Post-Fontan surgeries ≥2 | 13 (2.7%) | 12 (3.0%) | 1 (1.4%) | 0.702 | |
Number of post-Fontan catheterization interventions | 0.8 ± 1.1 | 0.7 ± 1.1 | 1.0 ± 1.2 | 0.107 | |
Aortic arch repair | 1 (0.2%) | 0 (0.0%) | 1 (1.4%) | 0.149 | |
Pulmonary arterial surgeries | 4 (0.8%) | 4 (0.9%) | 0 (0.0%) | 1.000 | |
Number of years since Fontan | 8.7 ± 3.4 | 8.8 ± 3.4 | 8.4 ± 3.7 | 0.398 | |
Currently on pacemaker | 64 (13.5%) | 51 (12.6%) | 13 (18.3%) | 0.191 |
Test of significance for differences between model sample (405 subjects) and validation sample (71 subjects).
Variable reduction
Cluster analysis was used to explore collinearity among variables, and to limit the number of variables considered for building our model.
Imputation of potential predictors
Some variables had missing values that were replaced prior to building the model using mean imputation from the modeling cohort. These were ventricular end-diastolic pressure, in 21 subjects, saturations of oxygen measured at preoperative catheterization, in 8 subjects, the income of the caregiver, in 49 subjects, and age at unloading surgery, in 5 subjects. Missing values in length of hospital stay, discovered in 12 subjects, were replaced by the median number of hospital days.

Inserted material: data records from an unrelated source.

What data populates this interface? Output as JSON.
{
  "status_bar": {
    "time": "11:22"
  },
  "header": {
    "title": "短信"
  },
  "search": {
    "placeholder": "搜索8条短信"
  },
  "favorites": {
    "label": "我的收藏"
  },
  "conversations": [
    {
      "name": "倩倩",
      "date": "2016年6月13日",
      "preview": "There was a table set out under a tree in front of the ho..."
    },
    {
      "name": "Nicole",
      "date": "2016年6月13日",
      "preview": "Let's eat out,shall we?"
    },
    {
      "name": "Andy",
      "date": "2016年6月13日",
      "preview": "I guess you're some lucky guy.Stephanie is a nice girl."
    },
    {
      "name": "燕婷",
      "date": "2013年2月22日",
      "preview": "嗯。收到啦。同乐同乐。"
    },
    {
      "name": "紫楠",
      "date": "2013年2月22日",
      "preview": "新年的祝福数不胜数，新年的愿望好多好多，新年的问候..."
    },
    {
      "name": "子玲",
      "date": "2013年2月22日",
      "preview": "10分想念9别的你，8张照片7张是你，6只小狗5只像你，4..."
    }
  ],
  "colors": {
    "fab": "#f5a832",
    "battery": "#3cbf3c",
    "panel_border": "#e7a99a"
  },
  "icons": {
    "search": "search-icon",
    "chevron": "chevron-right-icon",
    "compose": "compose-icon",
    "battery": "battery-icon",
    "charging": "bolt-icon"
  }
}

Of note, although data relating to income was missing for 12% of the subjects, when a complete-case analysis was conducted, excluding the cases with unknown income, the multivariate model contained the same variables.
Development of the model
Linear regression was used to explore the relationship between the calculated functional score and potential correlates, and generalized additive modeling and graphical displays were used to determine whether any associations were non-linear. The number of years since completion of the circulation demonstrated a non-linear relationship with the score and was therefore categorized as less than 6 years, from 6 to 11 years, and greater than 11 years since completion, based on lower and upper quartiles. The number of operative procedures performed after completion of the circuit also demonstrated a non-linear relationship, and was categorized as up to 2, or more than 2, procedures.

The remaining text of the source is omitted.